* Publicado originalmente em 25 de abril de 2018 no portal Mães de Jundiaí.
Eu estava sentado no chão da sala e Maria corria ao meu redor cantando “corre cotia na casa da tia”. Depois apontava para a palma da mão: “cai cai balão aqui na minha mão”. E, rindo, provocava: “boi da cara preta pega papai”. Pode parecer meio bobo, mas aquilo me colocava um sorriso imenso no rosto. Se aprender a andar, falar e comer com a colher foram conquistas dela, aquelas cantigas ela aprendera comigo, assim como eu as aprendera com pais, avós, tios e professores.
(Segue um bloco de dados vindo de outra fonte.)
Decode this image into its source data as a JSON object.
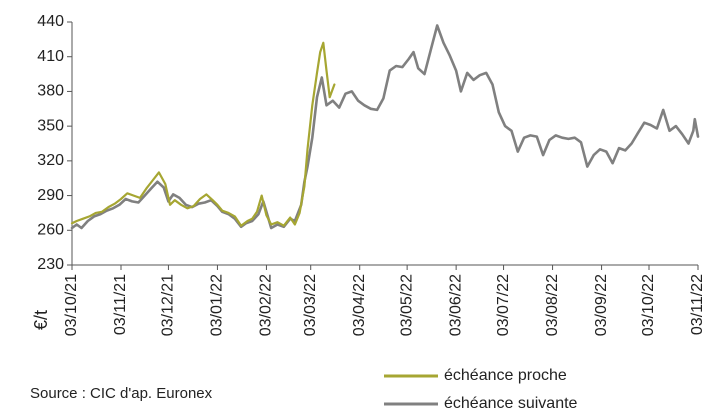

Então eu havia pela primeira vez de fato ensinado algo da minha cultura para ela e ela recebera essa herança como se fosse um presente embrulhado, daqueles que puxar a fita já é uma brincadeira. E, assim, minha maior preocupação passou a ser conseguir espremer de minhas primeiras lembranças todas as cantigas, versos, fábulas, histórias, parlendas que alguém em algum momento me ensinara. Pois antes dos conteúdos escolares, a primeira forma que nossa espécie desenvolveu para transmitir informações para as gerações mais novas foi esse mecanismo de memória e de construção de laços acionado e movido pelo afeto.
Pesquisei algo sobre a função das histórias na formação das crianças e encontrei referências ao trabalho da educadora Luiza Lameirão, uma das responsáveis pelo Centro de Formação de Professores Waldorf, em São Paulo. Se bem compreendi, as histórias permitem a transmissão de valores e de imagens arquetípicas fundamentais para a construção da subjetividade e também servem para despertar o raciocínio e o interesse da criança para formas de agir e estar no mundo e, assim, estruturar sua personalidade. Sempre que canto ou conto uma história para Maria, estou transmitindo valores para a formação de sua identidade cultural e de sua forma de estar no mundo.
Passeando um pouco mais pelo tema, encontrei este belo trecho no manifesto da A Taba, uma empresa de curadoria de livros infantis e juvenis: “Toda criança tem direito de ouvir histórias, narradas por um adulto que amorosamente compartilhe suas leituras, ajudando-a a construir sua própria casa de palavras. Histórias de livros, histórias da família (reais ou inventadas), cantigas, adivinhas, parlendas, contos, causos…toda criança tem direito a receber as palavras de seu povo como herança”.
Então cantar e contar histórias para os pequenos vai muito além de um momento de distração, ou de tentar fazê-los dormir. É educar e é tão importante quanto sentar ao lado deles para estudar para uma prova. E é também um momento de sentir o pequeno prazer de completar ciclos da vida. É um momento de transmitir para eles um pouco do que você é.